Макс не отводил взгляда от ее тонких, костлявых пальцев. Фрейлейн Кроу аккуратно разминала сигарету. Он, предупредительно, щелкнул зажигалкой. За комнатой и ванной следили круглыми сутками. Здесь не держали ни одного предмета, который можно было бы хоть как-то, обратить против себя. Штурмбанфюрер сказал ей, что принесет письменные принадлежности, когда фрейлейн Кроу согласится работать на благо рейха.
Глаза цвета жженого сахара внимательно осмотрели его, с ног до головы. Фрейлейн Кроу отчеканила:
– Никогда подобного не случится. Я вам говорила, и повторяю еще раз. Я гражданка Великобритании, вы удерживаете меня насильно. Я требую вызвать сюда консула моей страны, и сообщить мне, что с мистером Майорана, – замолчав, она отвернулась.
Макс ей не представлялся, а девушка его именем не интересовалась. Кофе ей приносили охранники, в картонном стаканчике, и на такой же посуде подавали еду. Готовили для блока Х в офицерской столовой. Охранники, по звонку, подавали фрейлейн Кроу зажигалку. Макс привез монографии по физике и математике, материалы работ группы Гейзенберга и Отто Гана. Фрейлейн Кроу, за полгода, ничем не поинтересовалась. Книги, она, правда, читала. Тома просматривали на предмет пометок, но ничего не нашли. Комнату и ванную обыскивали, каждый день. Проверяли и саму фрейлейн Кроу. В блоке Х, кроме нее, содержалось еще несколько женщин. Макс выписал из Берлина надежных работниц, с опытом службы в тюрьмах. Он внимательно следил за кадрами наблюдения из ее комнаты.

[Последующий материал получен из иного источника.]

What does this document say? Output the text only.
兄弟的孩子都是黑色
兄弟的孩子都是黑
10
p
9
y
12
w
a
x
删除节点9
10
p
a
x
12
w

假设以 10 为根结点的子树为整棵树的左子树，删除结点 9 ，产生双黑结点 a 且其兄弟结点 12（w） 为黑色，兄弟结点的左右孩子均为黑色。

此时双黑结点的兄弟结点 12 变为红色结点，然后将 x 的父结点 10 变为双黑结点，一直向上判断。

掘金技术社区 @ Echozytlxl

Макс избегал называть помещения камерами.
– Здесь не барак, – говорил он сотрудникам, – не концентрационный лагерь. Это просто… – штурмбанфюрер щелкал пальцами, – временная мера. Для их удобства… – он кивал в коридор: «Тишина, покой, время для научной деятельности… – некоторые камеры пустовали. Людей, давших согласие работать на рейх, увозили в особые лаборатории. Однако Майорана, как и фрейлейн Кроу, упрямился. Макс не ходил к итальянцу, с ним работали коллеги. Штурмбанфюреру было неприятно думать, что Майорана и фрейлейн Кроу, могли не дождаться официальной церемонии брака.
Рейхсфюрер Гиммлер обещал, что свидетельство почетной арийки, для фрейлейн Кроу, подготовят на днях. Бумагу, фельдсвязью, пересылали в Дахау. Макс, невольно, вздохнул:
– Может быть, тогда фрейлейн сменит гнев на милость… – он посмотрел на бледные щеки девушки. Заключенным, согласившимся работать на рейх, предоставляли прогулки. Паек здесь полагался отличный, офицерский, с колбасами, и вином. Фрейлейн Кроу почти ничего не трогала. Ковыряя картонной вилкой в тарелке, она съедала бутерброд, и грызла яблоко. Хлопковая блузка не поднималась на плоской груди. Она сидела, закинув ногу на ногу. Туфли она носила черные, школьные, с перепонкой. Фрейлейн Кроу обхватила острое колено пальцами. Макс представил, как он снимает серые, простые чулки:
– Даже если я буду не первым, – твердо сказал себе штурмбанфюрер, – она выбросит из головы Майорану, обещаю. Она станет моей женой, графиней фон Рабе, начнет работать в группе Отто Гана… – напечатанные на машинке листы лежали в центре стола.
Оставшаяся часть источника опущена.